Neurotechnology's results in the Fingerprint Verification Competition (FVC2006) achieved the highest ranking when using the most realistic benchmark for real-world biometric applications, "Average Zero FMR."

FVC2006 results
FVC2006 Open Category results.
The whole page is available at the FVC2006 web site.
Neurotechnology algorithm is denoted there as P058.

Neurotechnology also won four gold medals, two silver and two bronze medals in the FVC2006 Open Category.

Our algorithm took second place in the FVC2006 Light Category, according to the Average Zero FMR benchmark. The algorithm won one gold and four bronze medals in this category.

Considering Competition Results in Real-World Applications

For each participating algorithm, the Fingerprint Verification Competition (FVC2006) measured several reliability parameters, including:

  • EER (Equal Error Rate) – where the False Acceptance Rate (FAR) is equal to the False Rejection Rate (FRR),
  • FMR 100 (FRR at the FAR=1% level),
  • FMR 1000 (FRR at the FAR=0.1% level),
  • Zero FMR (FRR at the FAR=0% level).

When considering the results of competitions, it is important to put the competition criteria into the perspective of real-world biometric applications.

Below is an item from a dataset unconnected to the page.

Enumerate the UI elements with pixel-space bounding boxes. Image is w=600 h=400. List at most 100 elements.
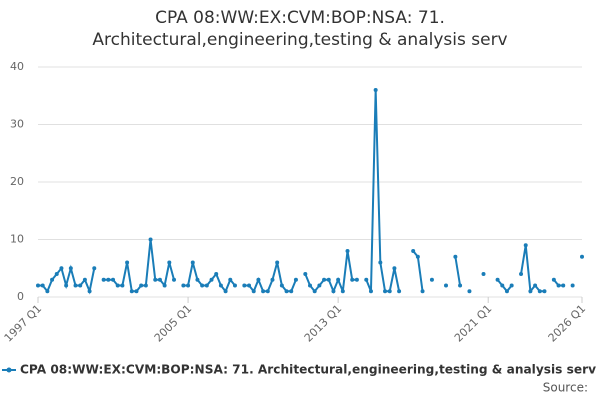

The goal of many real-world applications of biometric technology is to let the "good guys" in while keeping the "bad guys" out. In most security situations, keeping a few of the "good guys" out is more acceptable than letting a few of the "bad guys" in. Thus, most real-world applications of biometric technology are set to have a FAR as close to zero as possible. A 0.001 % FAR is common and sometimes 0.0001 % FAR or even less are used. This minimizes the number of people who are incorrectly accepted into the system (or allowed entry). When the FAR is low, the FRR is higher, which means the system may incorrectly refuse entry to someone who should be there. A more reliable algorithm means you will have a lower FRR when the FAR is very low (near to zero).

In this sense, other than EER, which represents reliability in the very high FAR area only, the Zero FMR rate is the most adequate benchmark for evaluating real-world biometric applications.

See also our press release.

FVC2004, FVC2002 and FVC2000 results

Organized by Biometric Systems Lab (University of Bologna), Pattern Recognition and Image Processing Laboratory (Michigan State University) and the Biometric Test Center (San Jose State University)

Neurotechnology's algorithms consistently showed some of the best reliability results among participants, earning the following awards:

  • FVC2004 (See FVC2004 web site for details)
    • Open Category: four gold, three silver and two bronze medals for the VeriFinger algorithm
    • Light Category: one gold, six silver and three bronze medals for the FingerCell algorithm
  • FVC2002 (See FVC2002 web site for details)
    • One silver and two bronze medals
  • FVC2000 (See FVC2000 web site for details)
    • VeriFinger algorithm showed the best reliability results among all participants.

Since the competitions were held, Neurotechnology has developed many algorithm improvements on the versions tested in the contests (both algorithms were submitted in 2003). New fingerprint filtration functions were developed, allowing better filtration of low quality images. Additionally, the generated templates size has been decreased from 300 - 600 bytes to 150 - 300 bytes per fingerprint by using features set optimization. Also, identification speed has been increased from 5% to 100%, depending on the number of fingerprint minutiae. All these improvements allow us to achieve even better results in our products.